Disruption refers to the creation of products, services and processes that generate new markets and, in doing so, replace the need for the old ones or, at least, greatly diminish their market share. Some contemporary examples of successful disruptive enterprises include Uber, Airbnb and Amazon, and it was these companies that were referred to at Hill Dickinson’s ‘Tomorrow’s maritime world’ event for London International Shipping Week (LISW).

At the Hill Dickinson event, discussions of feasible, if not imminent, disruption of the shipping community, and by proxy the yachting community, centred on the emergence of automation as a means of reducing costs, bolstering safety and creating new business. While it is highly unlikely that superyachts, at least in the near future, will become as automated as commercial shipping vessels, the shipping example still serves as an adequate example to raise some concerns.

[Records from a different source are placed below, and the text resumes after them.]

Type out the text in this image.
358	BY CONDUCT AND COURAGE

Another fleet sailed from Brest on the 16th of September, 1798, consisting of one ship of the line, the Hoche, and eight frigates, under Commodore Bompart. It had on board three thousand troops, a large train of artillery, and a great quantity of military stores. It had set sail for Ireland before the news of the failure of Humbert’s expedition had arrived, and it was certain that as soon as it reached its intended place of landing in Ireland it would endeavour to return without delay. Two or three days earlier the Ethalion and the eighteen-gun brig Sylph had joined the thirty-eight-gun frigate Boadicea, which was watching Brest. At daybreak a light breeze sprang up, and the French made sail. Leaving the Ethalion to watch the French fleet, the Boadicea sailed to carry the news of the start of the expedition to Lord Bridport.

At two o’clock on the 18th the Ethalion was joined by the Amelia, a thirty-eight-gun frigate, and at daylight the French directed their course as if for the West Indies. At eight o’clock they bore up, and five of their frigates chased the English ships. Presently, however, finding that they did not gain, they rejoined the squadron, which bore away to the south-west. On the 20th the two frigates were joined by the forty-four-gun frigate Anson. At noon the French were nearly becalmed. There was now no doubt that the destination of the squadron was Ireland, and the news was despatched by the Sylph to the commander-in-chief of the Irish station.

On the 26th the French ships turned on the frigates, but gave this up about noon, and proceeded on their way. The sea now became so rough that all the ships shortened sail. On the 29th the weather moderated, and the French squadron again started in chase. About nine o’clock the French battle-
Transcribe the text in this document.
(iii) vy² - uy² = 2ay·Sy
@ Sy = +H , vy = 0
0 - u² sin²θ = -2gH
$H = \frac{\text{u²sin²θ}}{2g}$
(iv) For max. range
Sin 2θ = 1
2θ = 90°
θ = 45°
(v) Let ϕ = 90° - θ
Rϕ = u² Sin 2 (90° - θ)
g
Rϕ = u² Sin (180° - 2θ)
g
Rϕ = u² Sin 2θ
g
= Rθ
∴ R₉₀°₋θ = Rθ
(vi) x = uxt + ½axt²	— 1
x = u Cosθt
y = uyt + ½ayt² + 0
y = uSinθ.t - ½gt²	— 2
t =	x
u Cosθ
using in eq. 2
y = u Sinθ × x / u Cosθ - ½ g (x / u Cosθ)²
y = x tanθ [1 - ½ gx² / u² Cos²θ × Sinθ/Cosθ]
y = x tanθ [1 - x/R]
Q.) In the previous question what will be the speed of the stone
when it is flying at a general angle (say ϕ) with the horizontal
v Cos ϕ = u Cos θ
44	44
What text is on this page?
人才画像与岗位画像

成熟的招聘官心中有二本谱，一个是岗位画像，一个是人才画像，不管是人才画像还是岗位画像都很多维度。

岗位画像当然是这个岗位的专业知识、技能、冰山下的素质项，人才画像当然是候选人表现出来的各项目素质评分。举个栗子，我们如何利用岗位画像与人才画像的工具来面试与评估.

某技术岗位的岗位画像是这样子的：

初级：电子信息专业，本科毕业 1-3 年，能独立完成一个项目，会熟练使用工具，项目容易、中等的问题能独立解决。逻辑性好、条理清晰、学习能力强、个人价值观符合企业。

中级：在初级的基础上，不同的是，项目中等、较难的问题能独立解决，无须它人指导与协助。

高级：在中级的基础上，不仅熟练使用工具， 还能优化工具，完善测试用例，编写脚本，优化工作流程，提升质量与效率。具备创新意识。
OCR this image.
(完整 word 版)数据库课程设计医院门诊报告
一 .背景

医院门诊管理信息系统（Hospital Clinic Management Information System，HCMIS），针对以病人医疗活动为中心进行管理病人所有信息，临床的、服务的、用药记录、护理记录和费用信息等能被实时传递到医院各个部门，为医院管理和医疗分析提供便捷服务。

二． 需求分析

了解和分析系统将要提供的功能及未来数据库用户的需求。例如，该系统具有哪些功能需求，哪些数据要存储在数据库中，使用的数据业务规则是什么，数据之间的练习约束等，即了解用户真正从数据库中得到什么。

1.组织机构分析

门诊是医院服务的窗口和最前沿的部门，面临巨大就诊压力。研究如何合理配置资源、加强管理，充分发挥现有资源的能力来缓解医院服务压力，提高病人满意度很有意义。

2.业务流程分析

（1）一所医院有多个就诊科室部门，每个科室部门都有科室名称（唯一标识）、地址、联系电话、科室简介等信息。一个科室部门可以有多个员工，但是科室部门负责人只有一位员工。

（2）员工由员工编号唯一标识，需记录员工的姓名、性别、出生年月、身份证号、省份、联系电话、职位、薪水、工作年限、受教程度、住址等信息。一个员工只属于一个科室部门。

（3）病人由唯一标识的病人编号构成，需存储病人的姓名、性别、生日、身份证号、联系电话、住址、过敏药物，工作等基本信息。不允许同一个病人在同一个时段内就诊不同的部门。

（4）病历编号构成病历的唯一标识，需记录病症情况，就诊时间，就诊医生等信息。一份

It sounds stupid, but what people frequently forget about disruption is that it is disruptive. The companies that were lauded at LISW – the Ubers and the Airbnbs – have caused significant damage in some areas of the world. Residents in Barcelona, as well as the local government, have been up in arms about Airbnb users driving up long-term rental prices for local residents. Airbnb has subsequently been fined around €600,000 for facilitating the illegal rental of properties in Barcelona.

Elsewhere, the use of Uber in India has left many of its drivers in serious debt and a number of traditional taxi drivers with diminished customer bases. In February 2017, 100,000 people adversely affected by Uber from Delhi and Bangalore went on strike. This was the third large-scale demonstration against Uber and just one of many general demonstrations against the taxi service. The drivers were demanding better pay and representation. The early adopters of Uber in India enjoyed good profits, however, as the app became more popular and more drivers joined, these profits became greatly diminished. This made paying for the cars that Uber had provided nearly impossible. It is important to bare these examples in mind when considering the relative merits of disruption.

If shipping were to become automated, whether that be fully automated vessels, vessels crewed from onshore command centres or vessels with a skeleton crew, it will result in the redundancy of a huge number of seafarers, who may not necessarily be well qualified for onshore work. The same can be said of the superyacht world; where will the jobs be for passionate seafarers if superyachts become automated?

Automation is an extreme example of disruption, but the superyacht market is ripe for disruption in many areas. What happens if, as we are already seeing, Airbnb-like models get adopted for the brokerage and charter markets? What will happen when customs and border control is all done automatically – aside from being far more efficient?

I, for one, am pro-progress and would actively encourage disruption, and I have spoken to a number of people that are of a like mind. However, while people bat the term disruption around willy-nilly, lauding it as the fix-all solution, perhaps they should be careful what they wish for. Because it may be your business that gets disrupted.